Европа между Рузвельтом и Сталиным. 1941–1945 гг. | страница 109



. Однако с большой вероятностью можно предположить, что такая система была предложена не только потому, что она была хорошо знакома американскому президенту. Не в последнюю очередь здесь сказались опасения за будущую судьбу европейского континента после разгрома Германии и поведение Советского Союза в предполагаемой зоне его влияния – прежде всего в Восточной Европе. Эксперты из внешнеполитического ведомства США в конце 1943 г. все чаще предупреждали об угрозе единоличного господства СССР на континенте. На переговорах Тегеранской конференции, суммировал эксперт по советским делам Госдепартамента Ч. Болен, стороны договорились о разгроме Германии. В результате «государствам Восточной, Юго-Восточной и Центральной Европы не будет позволено вступать в какую-либо форму федерации или ассоциации. Франция будет лишена своих колоний, стратегических баз за пределами своих границ и достаточной военной силы. Польша и Италия сохранятся приблизительно в своих нынешних территориальных очертаниях, но весьма сомнительно, чтобы им было разрешено иметь сколько-нибудь значительные армии.

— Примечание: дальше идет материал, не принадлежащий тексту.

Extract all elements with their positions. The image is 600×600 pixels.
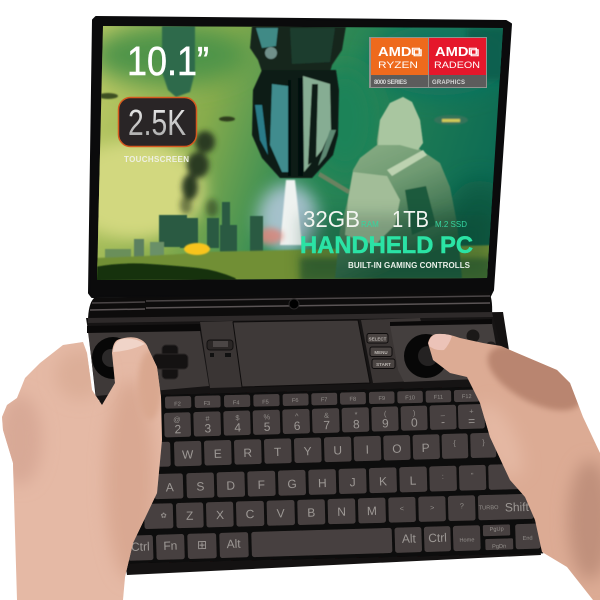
home key row: G (287, 477, 297, 491)
QWERTY key row: R (243, 446, 253, 460)
number key row: ^ (295, 412, 299, 421)
bottom key row: Alt (402, 532, 417, 546)
memory and storage specs: 1TB (392, 206, 429, 232)
number key row: * (355, 410, 358, 419)
keyboard keys (127, 387, 543, 563)
number key row: ) (413, 408, 415, 417)
ground and trees (97, 244, 489, 280)
number key row: & (324, 411, 329, 420)
memory and storage specs: RAM (361, 220, 379, 229)
function key row: F10 (405, 395, 415, 402)
function key row: F7 (321, 397, 328, 403)
background ship (162, 26, 195, 97)
QWERTY key row: I (365, 443, 369, 457)
lower letter key row: N (337, 505, 346, 519)
bottom key row: PgDn (492, 544, 506, 550)
QWERTY key row (157, 432, 497, 467)
lower letter key row: X (216, 508, 224, 522)
number key row: 6 (294, 419, 301, 433)
lower letter key row (143, 493, 535, 530)
start button (372, 359, 395, 368)
lower letter key row: ✿ (160, 511, 167, 520)
function key row: F4 (233, 400, 240, 406)
screen artwork (97, 26, 503, 280)
select button: SELECT (369, 336, 387, 342)
function key row: F8 (349, 397, 356, 403)
spaceship (250, 26, 346, 178)
function key row: F9 (378, 396, 385, 402)
hinge (88, 292, 492, 322)
lower letter key row: ? (460, 501, 464, 510)
AMD badges (369, 37, 487, 88)
function key row: F2 (174, 402, 181, 408)
gaming controls subheading: BUILT-IN GAMING CONTROLLS (348, 261, 471, 270)
number key row: + (469, 407, 474, 416)
number key row: 4 (234, 420, 242, 435)
number key row: 0 (411, 416, 418, 430)
QWERTY key row: U (333, 443, 342, 458)
memory and storage specs (303, 206, 467, 232)
lower letter key row: > (430, 503, 434, 512)
upper control deck (87, 314, 510, 400)
bottom key row: Ctrl (428, 531, 447, 545)
QWERTY key row: P (421, 441, 430, 455)
flying saucers (98, 93, 468, 125)
home key row: A (166, 480, 174, 495)
QWERTY key row: { (453, 438, 456, 448)
number key row: ( (384, 409, 387, 418)
number key row: - (441, 415, 445, 429)
lower letter key row: Z (186, 509, 194, 523)
right thumbnail (428, 334, 452, 350)
lower letter key row: C (245, 507, 255, 521)
home key row: J (349, 475, 356, 489)
explosion (184, 243, 210, 255)
home key row: L (409, 474, 417, 488)
select button (367, 334, 388, 343)
bottom key row: Ctrl (131, 539, 150, 554)
right analog stick (404, 334, 448, 378)
left hand (0, 330, 170, 600)
QWERTY key row: O (392, 442, 402, 456)
number key row: = (468, 414, 475, 428)
memory and storage specs: M.2 SSD (435, 220, 467, 229)
handheld PC headline: HANDHELD PC (300, 232, 473, 259)
power and mode switch (207, 340, 233, 357)
AMD Ryzen badge: AMD⧉ (378, 44, 423, 59)
lower letter key row: TURBO (479, 505, 499, 512)
number key row: 5 (264, 420, 271, 434)
Y button (466, 330, 480, 342)
QWERTY key row: E (214, 447, 222, 461)
AMD Ryzen badge: 8000 SERIES (374, 80, 407, 86)
home key row: K (379, 474, 387, 489)
home key row (153, 463, 522, 500)
number key row: 8 (353, 417, 360, 431)
QWERTY key row: Y (303, 444, 312, 458)
number key row: _ (440, 407, 446, 417)
bottom key row: Home (459, 537, 475, 544)
A button (486, 342, 496, 352)
menu button: MENU (374, 350, 388, 355)
QWERTY key row: T (274, 445, 282, 459)
number key row (163, 403, 486, 438)
lower letter key row: M (367, 504, 377, 518)
centre panel (200, 321, 243, 388)
AMD Radeon badge: RADEON (434, 60, 480, 70)
number key row: 2 (174, 422, 182, 436)
function key row (164, 389, 480, 409)
bottom key row: PgUp (490, 527, 504, 533)
left thumbnail (113, 339, 145, 352)
QWERTY key row: W (182, 447, 194, 462)
AMD Ryzen badge: RYZEN (378, 60, 418, 70)
function key row: F3 (203, 401, 210, 407)
beam glow (258, 184, 318, 252)
AMD Radeon badge (429, 38, 486, 87)
menu button (370, 347, 392, 356)
lower letter key row: V (276, 506, 285, 521)
start button: START (376, 362, 391, 367)
number key row: @ (173, 415, 181, 424)
keyboard base (86, 292, 543, 575)
AMD Ryzen badge (371, 38, 428, 87)
number key row: % (263, 412, 271, 422)
QWERTY key row: } (482, 438, 485, 447)
2.5K badge (118, 98, 196, 146)
smoke column (180, 131, 218, 217)
bottom key row: Fn (163, 539, 178, 553)
function key row: F6 (292, 398, 299, 404)
memory and storage specs: 32GB (303, 206, 360, 232)
screen size heading: 10.1” (127, 38, 209, 84)
number key row: 9 (382, 416, 389, 431)
home key row: S (196, 479, 205, 494)
function key row: F5 (262, 400, 269, 406)
city skyline (105, 202, 263, 262)
bottom key row: Alt (226, 537, 242, 551)
laptop lid (65, 17, 520, 300)
home key row: F (258, 478, 265, 492)
home key row: " (471, 471, 474, 480)
directional pad (153, 345, 188, 379)
home key row: D (226, 479, 236, 493)
home key row: : (442, 472, 444, 481)
number key row: $ (235, 413, 240, 422)
touchpad (233, 320, 370, 387)
lower letter key row: < (400, 504, 404, 513)
function key row: F11 (434, 395, 443, 401)
lower letter key row: Shift (505, 500, 530, 515)
right hand (425, 330, 600, 600)
function key row: F12 (462, 394, 472, 400)
AMD Radeon badge: GRAPHICS (432, 80, 465, 86)
2.5K badge: 2.5K (128, 102, 186, 143)
bottom key row: ⊞ (197, 538, 207, 552)
hooded figure (318, 97, 462, 278)
left gamepad panel (88, 331, 209, 396)
number key row: 3 (204, 421, 212, 436)
menu panel (361, 318, 438, 383)
bottom key row: End (522, 536, 533, 542)
touchscreen label: TOUCHSCREEN (124, 155, 189, 164)
left analog stick (92, 337, 134, 379)
lower letter key row: B (307, 506, 315, 520)
bottom key row (127, 523, 541, 561)
number key row: # (205, 414, 211, 423)
number key row: 7 (323, 418, 331, 432)
home key row: H (318, 476, 327, 490)
right gamepad panel (390, 323, 502, 382)
AMD Radeon badge: AMD⧉ (435, 44, 480, 59)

В итоге Советский Союз станет единственной значимой военной и политической силой на европейском континенте…»>240

Рузвельт понимал, к каким ограничениям для американских интересов (в том числе экономическим) может привести подобное развитие событий. Вновь перед ним вставал вопрос о необходимости найти выгодные для США и понятные большинству американцев правила игры в послевоенном мире – обозначить такие перспективы сотрудничества великих держав, которые не привели бы к новому витку напряжения и не стали прелюдией нового мирового конфликта. Актуальным оставался вопрос и о контроле над самими «полицейскими». По свидетельству исследователя политики США в 1940-х годах Клауса Швабе, по мере того как боевые действия все ближе приближались к границам Восточной Европы, президент все более относился к идее организации Объединенных наций именно как к проекту международного института, наделенного контрольными функциями. Точнее говоря, подобным «контролером» мог стать Совет безопасности, постоянные члены которого должны были обладать привилегированными позициями. Рузвельт надеялся, что подчиненные Совету международные полицейские силы будут приемлемы и для американского общественного мнения>241. Однако на данном этапе войны в подвешенном состоянии оставались вопросы: должны ли при этом существовать специальные и четко ограниченные зоны ответственности для великих держав? И если да, то где они должны проходить в Европе? Историк У. Кимболл, комментируя поведение президента в Тегеране, замечает, что «дилеммой Рузвельта было примерить его видение будущего с необходимостью практического разрешения вопросов, имеющих отношение к политической реальности. Его манерой поведения в таком затруднительном положении было откладывать, избегать, уклоняться и увертываться. Он часто делал три шага назад, два в сторону и затем стоял на месте до момента рассмотрения одного гигантского шага вперед. Проблема состояла в том, что долгосрочные планы требуют времени для своего развития, тогда как непосредственные детали всегда кажутся первоочередными».